Jacek Zejdler, aktor filmowy i teatralny, absolwent Państwowej Wyższej Szkoły Filmowej, Telewizyjnej i Teatralnej w Łodzi, występował na scenie Teatru im. Jaracza w Łodzi a potem w Teatrze im. Kochanowskiego w Opolu. Był talentem dramatycznym, ale znany stał się jeszcze jako nastolatek po zagraniu tytułowej roli w serialu dla młodzieży "Stawiam na Tolka Banana" w reżyserii Stanisława Jędryki. Wcześniej widzowie zobaczyli Zejdlera w "Niesamowitych przygodach Marka Piegusa".

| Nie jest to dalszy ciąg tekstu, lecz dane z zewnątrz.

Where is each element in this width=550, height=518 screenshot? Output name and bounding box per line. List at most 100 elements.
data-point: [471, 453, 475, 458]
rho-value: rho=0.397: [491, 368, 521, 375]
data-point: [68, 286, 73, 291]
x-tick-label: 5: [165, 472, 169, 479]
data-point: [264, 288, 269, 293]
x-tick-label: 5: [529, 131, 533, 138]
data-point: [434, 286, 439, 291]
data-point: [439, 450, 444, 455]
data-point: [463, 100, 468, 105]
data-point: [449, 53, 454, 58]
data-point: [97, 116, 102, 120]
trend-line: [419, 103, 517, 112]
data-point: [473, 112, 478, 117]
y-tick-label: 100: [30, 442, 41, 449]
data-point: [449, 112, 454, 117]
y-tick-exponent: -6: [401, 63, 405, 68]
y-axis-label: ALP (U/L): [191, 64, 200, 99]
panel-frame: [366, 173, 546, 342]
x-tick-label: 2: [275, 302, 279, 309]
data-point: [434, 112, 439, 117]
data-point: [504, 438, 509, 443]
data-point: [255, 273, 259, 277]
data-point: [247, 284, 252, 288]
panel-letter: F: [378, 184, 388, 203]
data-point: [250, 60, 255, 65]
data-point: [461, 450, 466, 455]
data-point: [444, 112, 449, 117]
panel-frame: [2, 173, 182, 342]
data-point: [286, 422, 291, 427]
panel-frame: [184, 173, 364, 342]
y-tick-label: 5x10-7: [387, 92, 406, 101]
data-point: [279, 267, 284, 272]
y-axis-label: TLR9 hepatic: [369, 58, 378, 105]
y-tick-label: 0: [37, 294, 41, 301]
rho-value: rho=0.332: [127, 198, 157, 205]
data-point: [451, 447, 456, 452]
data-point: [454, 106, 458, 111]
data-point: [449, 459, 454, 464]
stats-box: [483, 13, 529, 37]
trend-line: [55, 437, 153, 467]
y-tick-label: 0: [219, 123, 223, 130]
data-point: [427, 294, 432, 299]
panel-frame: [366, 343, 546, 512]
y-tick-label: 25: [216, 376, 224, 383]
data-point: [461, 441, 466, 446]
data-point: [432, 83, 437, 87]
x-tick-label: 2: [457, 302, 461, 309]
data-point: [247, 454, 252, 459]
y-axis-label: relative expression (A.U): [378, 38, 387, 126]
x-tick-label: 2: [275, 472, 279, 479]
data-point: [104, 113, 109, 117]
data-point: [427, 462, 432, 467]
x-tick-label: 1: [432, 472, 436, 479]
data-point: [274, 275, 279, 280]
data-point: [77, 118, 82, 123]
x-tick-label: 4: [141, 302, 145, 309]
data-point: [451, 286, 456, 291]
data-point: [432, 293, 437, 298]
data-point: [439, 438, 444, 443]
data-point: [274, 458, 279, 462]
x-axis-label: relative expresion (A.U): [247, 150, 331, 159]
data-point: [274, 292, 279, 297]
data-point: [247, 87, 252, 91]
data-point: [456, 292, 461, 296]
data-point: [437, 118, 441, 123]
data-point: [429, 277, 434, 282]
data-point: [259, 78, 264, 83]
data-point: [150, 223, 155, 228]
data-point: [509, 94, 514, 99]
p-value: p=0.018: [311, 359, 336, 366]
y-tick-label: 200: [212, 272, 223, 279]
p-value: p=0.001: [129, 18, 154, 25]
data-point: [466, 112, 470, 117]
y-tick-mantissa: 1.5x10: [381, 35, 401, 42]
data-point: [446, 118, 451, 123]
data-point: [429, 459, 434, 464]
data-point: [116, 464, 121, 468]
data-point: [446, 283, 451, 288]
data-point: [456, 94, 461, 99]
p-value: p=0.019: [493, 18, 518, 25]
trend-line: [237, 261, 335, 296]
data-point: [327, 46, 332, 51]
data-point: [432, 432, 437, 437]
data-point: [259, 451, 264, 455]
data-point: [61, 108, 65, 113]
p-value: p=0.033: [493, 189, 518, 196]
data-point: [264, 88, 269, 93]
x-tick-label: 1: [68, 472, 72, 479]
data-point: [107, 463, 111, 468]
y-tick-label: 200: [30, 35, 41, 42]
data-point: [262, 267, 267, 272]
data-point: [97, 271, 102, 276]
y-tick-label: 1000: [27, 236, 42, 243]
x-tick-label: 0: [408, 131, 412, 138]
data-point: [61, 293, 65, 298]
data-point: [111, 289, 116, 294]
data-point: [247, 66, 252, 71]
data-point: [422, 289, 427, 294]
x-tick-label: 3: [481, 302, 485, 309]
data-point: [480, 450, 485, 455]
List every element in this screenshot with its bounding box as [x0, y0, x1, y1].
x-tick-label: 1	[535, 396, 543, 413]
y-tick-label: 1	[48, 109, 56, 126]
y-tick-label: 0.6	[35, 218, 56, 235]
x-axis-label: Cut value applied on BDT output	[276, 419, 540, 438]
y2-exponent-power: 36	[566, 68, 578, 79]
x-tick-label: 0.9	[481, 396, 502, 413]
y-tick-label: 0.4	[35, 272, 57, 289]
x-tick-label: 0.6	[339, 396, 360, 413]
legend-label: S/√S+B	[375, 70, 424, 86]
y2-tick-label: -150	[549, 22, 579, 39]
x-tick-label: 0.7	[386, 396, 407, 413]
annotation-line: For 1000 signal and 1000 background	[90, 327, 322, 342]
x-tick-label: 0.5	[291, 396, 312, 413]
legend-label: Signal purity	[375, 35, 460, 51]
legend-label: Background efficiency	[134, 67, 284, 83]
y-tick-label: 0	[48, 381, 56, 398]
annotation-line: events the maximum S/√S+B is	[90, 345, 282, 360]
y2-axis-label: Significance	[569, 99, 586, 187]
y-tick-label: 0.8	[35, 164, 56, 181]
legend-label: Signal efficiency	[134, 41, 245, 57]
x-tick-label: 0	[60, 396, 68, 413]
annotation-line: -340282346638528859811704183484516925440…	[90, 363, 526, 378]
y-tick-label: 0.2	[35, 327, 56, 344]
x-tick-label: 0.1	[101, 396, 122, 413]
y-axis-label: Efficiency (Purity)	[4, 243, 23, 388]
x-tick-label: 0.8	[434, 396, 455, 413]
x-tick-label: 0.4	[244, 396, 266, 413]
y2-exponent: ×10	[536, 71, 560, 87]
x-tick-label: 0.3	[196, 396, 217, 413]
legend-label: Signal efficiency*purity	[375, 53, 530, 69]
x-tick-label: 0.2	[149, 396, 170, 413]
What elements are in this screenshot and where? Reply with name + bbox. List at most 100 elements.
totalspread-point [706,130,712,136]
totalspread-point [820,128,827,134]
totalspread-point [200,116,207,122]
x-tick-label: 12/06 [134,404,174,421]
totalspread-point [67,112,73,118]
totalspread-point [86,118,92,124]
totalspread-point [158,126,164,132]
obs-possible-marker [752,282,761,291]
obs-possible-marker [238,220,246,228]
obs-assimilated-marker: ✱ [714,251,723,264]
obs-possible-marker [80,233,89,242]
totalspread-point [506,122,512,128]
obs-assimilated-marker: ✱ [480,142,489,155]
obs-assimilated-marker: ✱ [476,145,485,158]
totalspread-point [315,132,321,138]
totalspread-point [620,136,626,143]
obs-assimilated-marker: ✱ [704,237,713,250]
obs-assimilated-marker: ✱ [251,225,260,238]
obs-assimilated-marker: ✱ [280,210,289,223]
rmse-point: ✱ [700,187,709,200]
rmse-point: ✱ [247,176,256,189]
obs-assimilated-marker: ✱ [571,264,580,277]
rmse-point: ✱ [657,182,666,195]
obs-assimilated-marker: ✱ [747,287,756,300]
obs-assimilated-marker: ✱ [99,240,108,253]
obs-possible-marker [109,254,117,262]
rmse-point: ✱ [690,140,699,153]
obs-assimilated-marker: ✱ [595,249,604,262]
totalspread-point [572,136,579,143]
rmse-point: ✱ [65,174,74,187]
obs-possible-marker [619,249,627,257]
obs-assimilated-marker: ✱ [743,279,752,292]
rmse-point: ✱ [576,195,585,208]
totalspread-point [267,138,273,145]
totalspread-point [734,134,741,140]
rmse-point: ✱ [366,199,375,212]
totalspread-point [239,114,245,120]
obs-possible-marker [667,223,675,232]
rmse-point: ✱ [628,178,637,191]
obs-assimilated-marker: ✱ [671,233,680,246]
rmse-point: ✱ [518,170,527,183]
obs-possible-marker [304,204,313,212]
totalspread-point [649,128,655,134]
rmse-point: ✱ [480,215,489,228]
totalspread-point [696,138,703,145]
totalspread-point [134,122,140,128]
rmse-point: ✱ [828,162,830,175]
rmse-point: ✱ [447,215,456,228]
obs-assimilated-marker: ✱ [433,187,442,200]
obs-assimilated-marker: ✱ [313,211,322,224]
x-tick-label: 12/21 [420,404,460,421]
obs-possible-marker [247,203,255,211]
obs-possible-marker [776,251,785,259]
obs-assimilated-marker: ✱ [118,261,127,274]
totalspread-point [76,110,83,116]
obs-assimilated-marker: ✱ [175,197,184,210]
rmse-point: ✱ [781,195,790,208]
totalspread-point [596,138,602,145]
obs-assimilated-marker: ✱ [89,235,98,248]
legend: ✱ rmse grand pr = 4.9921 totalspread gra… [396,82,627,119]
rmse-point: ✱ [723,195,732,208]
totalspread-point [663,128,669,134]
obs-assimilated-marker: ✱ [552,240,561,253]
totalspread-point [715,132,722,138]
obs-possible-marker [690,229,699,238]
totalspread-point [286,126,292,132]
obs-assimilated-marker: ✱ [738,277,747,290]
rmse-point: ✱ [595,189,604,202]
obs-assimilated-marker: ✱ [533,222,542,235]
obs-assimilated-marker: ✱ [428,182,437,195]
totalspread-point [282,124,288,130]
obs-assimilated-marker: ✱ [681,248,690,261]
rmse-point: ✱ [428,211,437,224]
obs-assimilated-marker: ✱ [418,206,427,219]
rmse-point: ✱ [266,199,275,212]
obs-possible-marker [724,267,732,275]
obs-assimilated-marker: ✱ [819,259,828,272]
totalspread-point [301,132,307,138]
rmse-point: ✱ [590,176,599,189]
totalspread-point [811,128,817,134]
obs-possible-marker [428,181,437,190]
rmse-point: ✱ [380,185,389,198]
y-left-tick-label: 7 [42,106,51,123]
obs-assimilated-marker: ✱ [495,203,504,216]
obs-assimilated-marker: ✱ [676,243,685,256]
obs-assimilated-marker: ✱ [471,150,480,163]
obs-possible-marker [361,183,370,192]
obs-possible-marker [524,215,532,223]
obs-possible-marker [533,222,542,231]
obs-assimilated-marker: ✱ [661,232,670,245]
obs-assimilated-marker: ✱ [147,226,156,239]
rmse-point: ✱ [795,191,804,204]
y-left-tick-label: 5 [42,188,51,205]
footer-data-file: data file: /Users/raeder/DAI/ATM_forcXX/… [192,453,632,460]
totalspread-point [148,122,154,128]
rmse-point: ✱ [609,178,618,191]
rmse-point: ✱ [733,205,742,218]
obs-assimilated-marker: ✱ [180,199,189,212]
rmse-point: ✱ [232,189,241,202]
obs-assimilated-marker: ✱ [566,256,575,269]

Artysta skończył legendarną łódzką filmówkę w 1977 roku i dostał pracę w Teatrze im. Stefana Jaracza w Łodzi. Zadebiutował tam rolą Gucia w "Ślubach panieńskich" Aleksandra Fredry. Potem były jeszcze inne kreacje teatralne i role m.in. w filmach "Inna", "Wesela nie będzie" i "Do krwi ostatniej".
Scenarzysta dokumentu o Zejdlerze, opolski dziennikarz Zbigniew Górniak mówił, że przypadkiem usłyszał o bohaterze jego dzieciństwa - filmowym Tolku, który w 1979 roku przyjechał do miasta publicysty - Opola.
"Gdy oglądaliśmy serial, byliśmy dziećmi. Po każdym odcinku, na trzepaku, omawialiśmy to, co się zdarzyło" - wspominał Górniak. "Każdy chciał ubierać się jak Tolek, być odważny jak Tolek, każdy podkochiwał się w Karioce" - dodał.